JEFF'S BEEF TENDERLOIN ROAST
Serves 6
1kg to 1.5kg centre cut beef tenderloin salt and pepper to taste
10g butter
Breadcrumb raft
100g butter, cubed
70g fried breadcrumbs
1 tsp pink peppercorn
30g chopped roasted pistachio a sprig rosemary a sprig thyme
To make breadcrumb raft
Place all the ingredients in a bowl and let sit for 10 minutes.
Wearing gloves, mix ingredients together to incorporate. Make sure there are no lumps of butter left.
Spread out the mix on a piece of parchment paper and using a spatula, make a rectangle shape the same width and length of the tenderloin, evenly flat across. Chill. To cook tenderloin Pre-heat oven to 105°C.

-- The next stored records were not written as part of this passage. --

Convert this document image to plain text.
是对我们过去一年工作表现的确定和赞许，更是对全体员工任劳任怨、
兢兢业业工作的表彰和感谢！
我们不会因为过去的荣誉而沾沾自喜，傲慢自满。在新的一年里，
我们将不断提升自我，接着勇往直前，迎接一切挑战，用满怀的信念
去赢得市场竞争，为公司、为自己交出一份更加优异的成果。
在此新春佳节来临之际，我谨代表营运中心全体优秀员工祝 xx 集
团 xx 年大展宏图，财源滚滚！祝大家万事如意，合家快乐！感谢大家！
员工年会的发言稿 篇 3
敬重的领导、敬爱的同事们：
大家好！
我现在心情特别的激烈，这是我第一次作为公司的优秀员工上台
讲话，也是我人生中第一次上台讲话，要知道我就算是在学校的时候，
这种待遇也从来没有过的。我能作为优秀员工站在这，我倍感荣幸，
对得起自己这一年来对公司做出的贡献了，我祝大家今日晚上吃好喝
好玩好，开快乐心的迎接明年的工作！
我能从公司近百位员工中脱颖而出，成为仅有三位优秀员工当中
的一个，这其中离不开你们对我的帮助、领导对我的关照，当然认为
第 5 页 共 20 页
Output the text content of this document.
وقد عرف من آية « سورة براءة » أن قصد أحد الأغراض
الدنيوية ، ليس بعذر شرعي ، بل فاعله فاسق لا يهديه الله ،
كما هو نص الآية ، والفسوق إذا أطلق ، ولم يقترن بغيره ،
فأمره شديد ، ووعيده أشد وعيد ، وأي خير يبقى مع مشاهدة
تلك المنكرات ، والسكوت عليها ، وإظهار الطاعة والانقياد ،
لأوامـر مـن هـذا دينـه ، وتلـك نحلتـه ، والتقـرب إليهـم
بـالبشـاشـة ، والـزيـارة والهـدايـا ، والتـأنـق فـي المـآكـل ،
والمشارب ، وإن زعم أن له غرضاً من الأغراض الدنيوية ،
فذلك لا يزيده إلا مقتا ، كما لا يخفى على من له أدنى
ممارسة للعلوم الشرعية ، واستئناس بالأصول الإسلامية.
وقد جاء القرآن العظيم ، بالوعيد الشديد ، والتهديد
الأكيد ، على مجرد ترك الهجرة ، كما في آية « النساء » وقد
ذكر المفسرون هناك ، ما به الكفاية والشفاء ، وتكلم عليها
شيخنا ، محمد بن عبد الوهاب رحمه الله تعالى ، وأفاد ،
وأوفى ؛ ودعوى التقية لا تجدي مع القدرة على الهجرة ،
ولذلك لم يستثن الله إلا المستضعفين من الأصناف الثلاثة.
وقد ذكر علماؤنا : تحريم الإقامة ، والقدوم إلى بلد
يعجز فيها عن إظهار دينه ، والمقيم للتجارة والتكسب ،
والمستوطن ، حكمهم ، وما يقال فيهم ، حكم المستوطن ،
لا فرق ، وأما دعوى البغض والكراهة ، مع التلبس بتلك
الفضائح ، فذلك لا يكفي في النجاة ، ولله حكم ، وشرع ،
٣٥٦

Generously smother tenderloin with salt and pepper. Set on a rack with a shallow pan underneath in the chiller overnight.
Cook tenderloin, 2-3 hours (check every 30 minutes) or until internal temperature is 49°C-52°C. Remove from the oven.
Heat a frying pan on high heat. Toss in the butter and the tenderloin. Sear on all sides. Return to the oven rack. Let rest 10 minutes.
Place breadcrumb raft on top of the tenderloin and roast for 5 minutes in the oven. Let rest for 15 minutes before slicing and serving.